Luckily, in 1979 when Peabody merged with Vanderbilt, I found an English professor on the Vanderbilt staff named Walter Sullivan, who introduced me to the great English writers: T.S. Eliot, Charles Williams, William Butler Yeats, W.H. Auden. All of these were intellectuals who had imbibed the artist’s disdain for the middle class but came to be Christians and conservatives later on. He openly mocked the “revolutionaries” of our time as being superficial, and he knew what tradition, known by intellectuals as “conservatism,” was really worth—everything.

I also had a feminist English professor who became a cause célèbre nationwide when she failed to get tenure. She said it was her politics, but it really wasn’t. She scorned her students, most of whom—unlike me—were rich kids that were confident without her worldview. But I enjoyed her class on the English novel because I had never read the works of Tobias Smollett, William Thackeray, George Eliot and so on. I learned to separate the individual professor’s obvious bias from that of the material and my own.

When I went to graduate school, I had the confidence of knowing where all the faddish theories about culture came from, that words had no real, fixed meaning, etc., and I studied through the storm of the Culture Wars that were at their apex in the late 80s and early 90s. We had avowed Marxist professors; limousine liberals some of us called them since they clearly coveted tenure and their salaries more than anything. I have to say, though, that we did have one principled old line communist that really did not care about money. He once shocked our class by accusing female graduate students of selfish ambition and saying that anyone playing tennis or swimming on a college campus was a “joy hog” (i.e., middle class) who should be eradicated.
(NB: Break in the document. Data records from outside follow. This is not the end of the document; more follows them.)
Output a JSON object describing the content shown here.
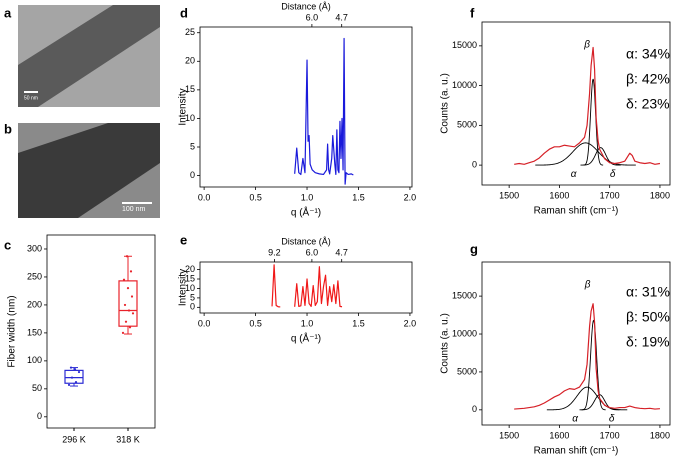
{
  "chart_data": [
    {
      "type": "image",
      "label": "a",
      "scale_bar": "50 nm"
    },
    {
      "type": "image",
      "label": "b",
      "scale_bar": "100 nm"
    },
    {
      "type": "box",
      "label": "c",
      "ylabel": "Fiber width (nm)",
      "categories": [
        "296 K",
        "318 K"
      ],
      "colors": [
        "#2b2bd4",
        "#e8222a"
      ],
      "ylim": [
        -20,
        325
      ],
      "yticks": [
        0,
        50,
        100,
        150,
        200,
        250,
        300
      ],
      "boxes": [
        {
          "min": 55,
          "q1": 60,
          "median": 70,
          "q3": 83,
          "max": 88,
          "points": [
            57,
            62,
            70,
            80,
            85,
            88
          ]
        },
        {
          "min": 148,
          "q1": 162,
          "median": 190,
          "q3": 243,
          "max": 287,
          "points": [
            150,
            160,
            170,
            185,
            190,
            200,
            215,
            230,
            245,
            260,
            287
          ]
        }
      ]
    },
    {
      "type": "line",
      "label": "d",
      "ylabel": "Intensity",
      "xlabel": "q (Å⁻¹)",
      "x2label": "Distance (Å)",
      "x2scale": "2pi/d",
      "xlim": [
        -0.04,
        2.02
      ],
      "ylim": [
        -2,
        26
      ],
      "xticks": [
        {
          "value": 0,
          "label": "0.0"
        },
        0.5,
        {
          "value": 1,
          "label": "1.0"
        },
        1.5,
        {
          "value": 2,
          "label": "2.0"
        }
      ],
      "yticks": [
        0,
        5,
        10,
        15,
        20,
        25
      ],
      "x2ticks": [
        {
          "value": 6,
          "label": "6.0"
        },
        4.7
      ],
      "x": [
        0.88,
        0.9,
        0.92,
        0.94,
        0.96,
        0.98,
        1.0,
        1.01,
        1.02,
        1.03,
        1.05,
        1.08,
        1.12,
        1.16,
        1.19,
        1.2,
        1.21,
        1.22,
        1.24,
        1.25,
        1.27,
        1.28,
        1.29,
        1.3,
        1.31,
        1.32,
        1.33,
        1.34,
        1.35,
        1.36,
        1.37,
        1.38,
        1.4,
        1.43,
        1.45
      ],
      "series": [
        {
          "color": "#1a1adb",
          "values": [
            0.3,
            4.8,
            0.5,
            0.2,
            3,
            0.5,
            20.2,
            6,
            7,
            2,
            1,
            0.5,
            0.3,
            0.2,
            1,
            5.5,
            1,
            0.3,
            3,
            7,
            2,
            0.2,
            8,
            1,
            0.5,
            9.5,
            3,
            10,
            1,
            24,
            -1.5,
            0.5,
            0.2,
            0.3,
            0.1
          ]
        }
      ]
    },
    {
      "type": "line",
      "label": "e",
      "ylabel": "Intensity",
      "xlabel": "q (Å⁻¹)",
      "x2label": "Distance (Å)",
      "x2scale": "2pi/d",
      "xlim": [
        -0.04,
        2.02
      ],
      "ylim": [
        -3,
        24
      ],
      "xticks": [
        {
          "value": 0,
          "label": "0.0"
        },
        0.5,
        {
          "value": 1,
          "label": "1.0"
        },
        1.5,
        {
          "value": 2,
          "label": "2.0"
        }
      ],
      "yticks": [
        0,
        5,
        10,
        15,
        20
      ],
      "x2ticks": [
        9.2,
        {
          "value": 6,
          "label": "6.0"
        },
        4.7
      ],
      "x": [
        0.66,
        0.68,
        0.7,
        0.72,
        0.74,
        0.8,
        0.88,
        0.9,
        0.92,
        0.94,
        0.96,
        0.98,
        1.0,
        1.02,
        1.04,
        1.06,
        1.08,
        1.1,
        1.12,
        1.14,
        1.16,
        1.18,
        1.2,
        1.22,
        1.24,
        1.26,
        1.28,
        1.3,
        1.32,
        1.34
      ],
      "series": [
        {
          "color": "#f01818",
          "values": [
            0.5,
            22.5,
            1,
            0.3,
            0.2,
            null,
            0.3,
            12.5,
            0.5,
            0.8,
            11,
            1,
            15,
            2,
            0.5,
            11.5,
            1,
            3,
            21.5,
            2,
            11,
            17,
            1,
            11,
            3,
            12,
            2,
            14,
            0.5,
            0.3
          ]
        }
      ]
    },
    {
      "type": "line",
      "label": "f",
      "ylabel": "Counts (a. u.)",
      "xlabel": "Raman shift (cm⁻¹)",
      "xlim": [
        1446,
        1820
      ],
      "ylim": [
        -2500,
        18000
      ],
      "xticks": [
        1500,
        1600,
        1700,
        1800
      ],
      "yticks": [
        0,
        5000,
        10000,
        15000
      ],
      "x": [
        1510,
        1520,
        1530,
        1540,
        1550,
        1560,
        1570,
        1580,
        1590,
        1600,
        1610,
        1620,
        1630,
        1640,
        1650,
        1655,
        1660,
        1663,
        1667,
        1670,
        1673,
        1677,
        1680,
        1690,
        1700,
        1710,
        1720,
        1730,
        1740,
        1745,
        1750,
        1760,
        1770,
        1780,
        1790,
        1800
      ],
      "series": [
        {
          "color": "#d62027",
          "values": [
            100,
            200,
            100,
            300,
            500,
            900,
            1500,
            2000,
            2300,
            2300,
            2500,
            2400,
            2300,
            2800,
            3500,
            5000,
            9000,
            12500,
            14800,
            12000,
            6000,
            3000,
            2000,
            800,
            300,
            200,
            300,
            500,
            1500,
            1200,
            500,
            300,
            200,
            300,
            100,
            200
          ]
        }
      ],
      "component_color": "#000000",
      "components": [
        {
          "name": "α",
          "center": 1652,
          "height": 2800,
          "width": 25
        },
        {
          "name": "β",
          "center": 1667,
          "height": 10800,
          "width": 5
        },
        {
          "name": "δ",
          "center": 1682,
          "height": 2200,
          "width": 10
        }
      ],
      "annotations": [
        "α: 34%",
        "β: 42%",
        "δ: 23%"
      ]
    },
    {
      "type": "line",
      "label": "g",
      "ylabel": "Counts (a. u.)",
      "xlabel": "Raman shift (cm⁻¹)",
      "xlim": [
        1446,
        1820
      ],
      "ylim": [
        -2000,
        19500
      ],
      "xticks": [
        1500,
        1600,
        1700,
        1800
      ],
      "yticks": [
        0,
        5000,
        10000,
        15000
      ],
      "x": [
        1510,
        1520,
        1530,
        1540,
        1550,
        1560,
        1570,
        1580,
        1590,
        1600,
        1610,
        1620,
        1630,
        1640,
        1650,
        1655,
        1660,
        1663,
        1667,
        1670,
        1673,
        1677,
        1680,
        1690,
        1700,
        1710,
        1720,
        1730,
        1740,
        1745,
        1750,
        1760,
        1770,
        1780,
        1790,
        1800
      ],
      "series": [
        {
          "color": "#d62027",
          "values": [
            100,
            150,
            200,
            300,
            400,
            600,
            900,
            1300,
            1700,
            2000,
            2500,
            2800,
            2700,
            3000,
            4000,
            6000,
            11000,
            13000,
            14000,
            11500,
            5500,
            2500,
            1500,
            600,
            300,
            200,
            300,
            300,
            500,
            400,
            300,
            200,
            150,
            200,
            100,
            150
          ]
        }
      ],
      "component_color": "#000000",
      "components": [
        {
          "name": "α",
          "center": 1655,
          "height": 3000,
          "width": 20
        },
        {
          "name": "β",
          "center": 1668,
          "height": 11800,
          "width": 6
        },
        {
          "name": "δ",
          "center": 1680,
          "height": 2000,
          "width": 10
        }
      ],
      "annotations": [
        "α: 31%",
        "β: 50%",
        "δ: 19%"
      ]
    }
  ]
}
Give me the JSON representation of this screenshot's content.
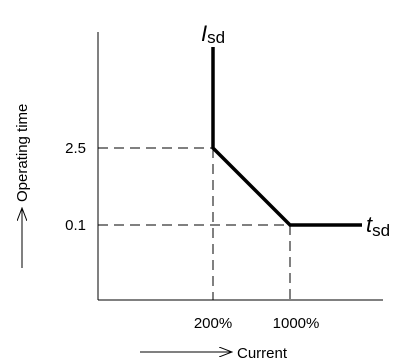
{
  "chart_data": {
    "type": "line",
    "title": "",
    "xlabel": "Current",
    "ylabel": "Operating time",
    "x_ticks": [
      "200%",
      "1000%"
    ],
    "y_ticks": [
      "2.5",
      "0.1"
    ],
    "series": [
      {
        "points": [
          {
            "x": "200%",
            "y": "vertical (above 2.5)"
          },
          {
            "x": "200%",
            "y": 2.5
          },
          {
            "x": "1000%",
            "y": 0.1
          },
          {
            "x": "beyond 1000%",
            "y": 0.1
          }
        ]
      }
    ],
    "annotations": [
      {
        "main": "I",
        "sub": "sd",
        "at": "top of vertical segment"
      },
      {
        "main": "t",
        "sub": "sd",
        "at": "right end of horizontal segment"
      }
    ],
    "grid": "dashed reference lines at ticks",
    "colors": {
      "line": "#000000"
    }
  }
}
That was hardcore wildness. I’m glad I got to meet him, though I wouldn’t want to be him.

We even had feminists who refused to speak to any of the male graduate teaching assistants on principle. One time, I only had a conversation with one of these feminist professors because I was “OK’ed” by a female teacher she trusted. In the mid-80s, all the graduate assistants except me and my one like-minded conservative friend marched from our building to descend on the federal courthouse in downtown Knoxville to march against the American military (necessary for any true Marxist radical, nearly all of the junior professoriate in English then) for their upcoming role in Grenada, knocking back a few Cuban thugs away from American students there. When they came back they stared us down but we just laughed. That infuriates the superior liberal, by the way.

So I said all that to earn your attention to tell you this: You will have some ideological liberal professors here at Lee, and you will have some ideological conservatives. However, we’re all moral conservatives since we are Christians and don’t advocate fornication and drinking like my graduate school Marxist professors. So you can listen to all of us without fear. I urge you to ask questions about what we believe and why we believe it. If you feel moved to do it, find a professor whose mind you want to challenge and sift because, after all is said and done, you can only decide yourself what you will believe and make for yourself a quality intellectual experience. Get up, stand up, and ask one of us a real question.